# Future road trai



## lotsasteam (Jan 3, 2008)

https://www.youtube.com/embed/t1gTzc7-IbQ


----------



## Semper Vaporo (Jan 2, 2008)

That thing would be a cause of accidents. 

I was stopped at a stop light once and the car next to me suddenly backed up and I about broke my brake pedal off trying to "stop" because of the visual sensation that I was moving forward into cross traffic.

Can you imagine driving down the street and have that thing catch up to you, surround and cover you, and then maybe stop while you are moving at a uniform rate? The visual sensation would be that you have slowed down when it surrounds you, and maybe you would think you have started to go backward if it accelerated past you... then when it stops you would visually sense that you have shot forward at an accelerated rate.

What happens if you are driving your car and are trapped by traffic "in" the thing and you want to continue straight and but it is following the curved rails and so it turns "around" you.

Or even if you are turning with it, the straight sides will become cords of the arc and encroach on your lane; if the car in the lane next to you remains centered in their lane, your lane is now much narrower.

Then there is the vehicle with the extra tall load that attempts to go "under" it, or it attempts to go over.

No thanks!


----------



## BigRedOne (Dec 13, 2012)

Very interesting concept, and that video is nicely done.


----------



## BigRedOne (Dec 13, 2012)

Semper,

Technology already exists for autonomous, situationaly-aware automobiles. With congestion, pollution, fuel consumption concerns ... I'm sure we'll live to see small, automated vehicles become commonplace, especially in the huge cities.
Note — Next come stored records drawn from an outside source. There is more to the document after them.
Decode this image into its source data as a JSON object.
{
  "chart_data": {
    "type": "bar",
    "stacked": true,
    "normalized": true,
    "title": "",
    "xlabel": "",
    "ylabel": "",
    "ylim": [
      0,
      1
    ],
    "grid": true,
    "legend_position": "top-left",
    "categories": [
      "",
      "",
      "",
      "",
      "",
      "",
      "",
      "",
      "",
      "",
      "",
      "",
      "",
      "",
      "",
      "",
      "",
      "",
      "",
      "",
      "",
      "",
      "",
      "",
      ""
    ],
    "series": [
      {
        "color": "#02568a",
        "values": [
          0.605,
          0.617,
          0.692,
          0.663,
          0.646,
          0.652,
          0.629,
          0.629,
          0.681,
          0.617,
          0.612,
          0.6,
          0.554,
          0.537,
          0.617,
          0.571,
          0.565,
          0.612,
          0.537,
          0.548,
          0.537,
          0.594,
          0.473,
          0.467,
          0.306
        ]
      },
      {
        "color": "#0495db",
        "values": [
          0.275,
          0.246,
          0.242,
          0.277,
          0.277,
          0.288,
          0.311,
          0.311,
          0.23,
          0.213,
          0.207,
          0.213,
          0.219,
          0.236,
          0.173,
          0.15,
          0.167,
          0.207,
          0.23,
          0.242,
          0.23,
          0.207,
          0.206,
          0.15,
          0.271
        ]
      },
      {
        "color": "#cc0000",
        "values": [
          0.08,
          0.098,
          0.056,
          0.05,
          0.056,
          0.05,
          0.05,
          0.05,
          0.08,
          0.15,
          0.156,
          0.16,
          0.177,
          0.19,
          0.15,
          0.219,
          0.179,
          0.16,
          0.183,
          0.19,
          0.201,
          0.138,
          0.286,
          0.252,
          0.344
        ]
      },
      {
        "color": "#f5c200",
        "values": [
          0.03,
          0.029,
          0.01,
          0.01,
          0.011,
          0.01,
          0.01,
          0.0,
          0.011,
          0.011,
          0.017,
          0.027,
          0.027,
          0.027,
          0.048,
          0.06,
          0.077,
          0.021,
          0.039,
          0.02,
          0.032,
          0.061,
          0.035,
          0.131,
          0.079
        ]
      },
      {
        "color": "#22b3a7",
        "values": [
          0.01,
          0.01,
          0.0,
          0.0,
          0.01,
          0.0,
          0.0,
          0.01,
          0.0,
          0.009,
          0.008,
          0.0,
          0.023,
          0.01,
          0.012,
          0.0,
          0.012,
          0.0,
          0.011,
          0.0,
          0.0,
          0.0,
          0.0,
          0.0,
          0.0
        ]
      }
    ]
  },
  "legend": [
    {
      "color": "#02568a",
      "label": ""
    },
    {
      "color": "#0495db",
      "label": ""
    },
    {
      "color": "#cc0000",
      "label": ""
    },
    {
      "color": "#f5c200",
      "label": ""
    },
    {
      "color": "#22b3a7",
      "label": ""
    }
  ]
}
That thing looks like an innovative idea - and with its high cabin and exceptional visibility, could be a quite pleasant commute.


----------



## Ironton (Jan 2, 2008)

I think I saw something the other day that Cadillac is going to offer a very limited autonomous vehicle in 2017. Mostly capable of long distance expressway driving. It should have no problems with this people mover.


----------



## riderdan (Jan 2, 2014)

Interesting idea. I wonder if the designers have ever been on the roads in L.A. or New York where drivers routinely straddle lanes... Or in Italy, where drivers appear unable to see any lane lines 

I think that there are a lot of interesting proposals out there that, like this one, will become practical once *all* cars are autonomous. Given the rate at which cars leave the road, I don't see that happening in my lifetime (hint: there are still numerous Model A's and Model T's driven for weekend pleasure--cars that are 80-100 years old)


----------



## Scottychaos (Jan 2, 2008)

Semper Vaporo said:


> That thing would be a cause of accidents.
> 
> I was stopped at a stop light once and the car next to me suddenly backed up and I about broke my brake pedal off trying to "stop" because of the visual sensation that I was moving forward into cross traffic.
> 
> ...


All those points will be non-issues! 
because by the time something like this bus is in use, all cars will be self-driving and computer controlled anyway. (im being completely serious..self driving cars in regular use are a decade away, or less.)

Scot


----------



## Totalwrecker (Feb 26, 2009)

I'm holding out for Walt Disney's People Mover.....

How many visions of the future bear fruit?

John


----------



## Greg Elmassian (Jan 3, 2008)

I like how the unit is made of rubberized glass and rubber sides and everything flexible.

Watch it go around the tight curves, the whole thing flexes to match the curve.

By the time they can make huge panels of glass and metal that will flex and stretch like silly putty, we won't have cars, we'll have transporter beams like Star Trek.

Seriously, they should have done a little more realistic approach on curves, like no way something that large will turn at a corner.

Greg


----------